Epoxy paint tools and techniques
The temperature inside the boat ranged from about 58° F to 68° F. I discovered that batches of 18 ounces
total material were just about right for applying before it began to kick.
Because the ratio of Part A to Part B is two to one, I bought an 8-ounce measuring cup and a 4-ounce measuring
cup, plus two spatulas, one wide and one narrow. I thought it would be important to have distinct measuring and
scraping tools for Part A and Part B so they would never become mixed by mistake.
I used a tall 24-ounce plastic container to mix the components together. For each batch, I measured out 12 ounces
of Part A (one and a half of the larger measuring cups) and scraped it into the mixing container. Then I measured
out 6 ounces of Part B (one and a half of the smaller measuring cups) and scraped it into the mixing container.
Finally I added 1 ounce of Xylol, to thin it just a bit. I used a VSR electric drill with a mixing bit to blend
the ingredients. Be careful, the mixture is very thick and the drill must be driven at a very slow speed,
or a huge mess can result! I speak from experience, alas.
After each session was done, I discarded the mixing container; but I cleaned up the mixing cups and spatulas with
Xylol.
Just as a certain collection of brushes was important to the success of the bilge cleaning chore, the right tools
are essential to the success of painting with two-part epoxy.
First, I taped edges, hardware, and wiring with blue painter's tape. The engine, the mast in the salon and the
bitts in the forepeak were completely covered and taped off with a drop cloth and plastic garbage bags.
I used the cheap, hairy, tan brushes sold at paint stores to "cut in" if you can call the pushing-around
of thickened goo "cutting in" around edges, hoses, hardware, into corners, and so on, where rollers
or paint pads would not be useful. The 4-inch and 2.5-inch widths were handy. Don't waste money on better brushes;
you will throw them away after each painting session. In the aft bilge, I used duct tape to secure the brush onto
a wooden handle, and was able to paint the narrow aft wall and all the inside-turning edges of the bilge; it was
sloppy but effective.
Most broad expanses of the bilge were painted using a paint pad. Following advice gleaned on the Internet, I bought
a red Shur-Line applicator and a supply of 9-inch paint pads. Supposedly, this brand stands up to the rigors of
the thick epoxy paint. It did, though the paint pad tended to pop out of the applicator when I held it by the handle
I ended up getting a good grip on pad and applicator together, ignoring the handle, and it worked just fine.

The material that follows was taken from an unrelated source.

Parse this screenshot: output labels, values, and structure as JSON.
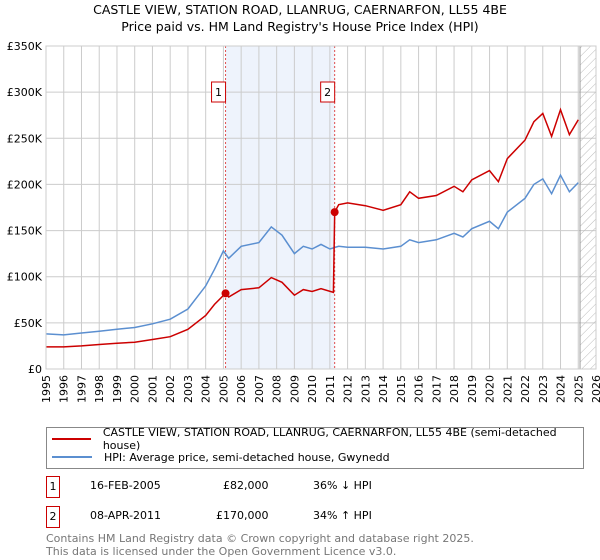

I'd pour a ribbon of epoxy paint onto the paint pad and then wipe it onto the bilge surface, then dragged it across
and down several times to spread the paint. The material went on smoothly and evenly this way. Avoid going back
and forth too many times, especially after you've moved on to another section, because you will create drag marks
as the stuff begins to kick.
Finally, I used a roller, designated for use with epoxy, on a telescoping handle in the deep aft bilge. Here, I
poured a ribbon of material right on the vertical bilge sides, then used the roller to push it around as evenly
as possible. I wasn't able to see well the side nearest where I was wedged behind the engine, but on inspection
later (with mirrors and crouching in the bilge forward of the engine), I found I hadn't done such a bad job covering
everything.
In the end, I've become a fan of two-part epoxy paint. I would definitely use it again.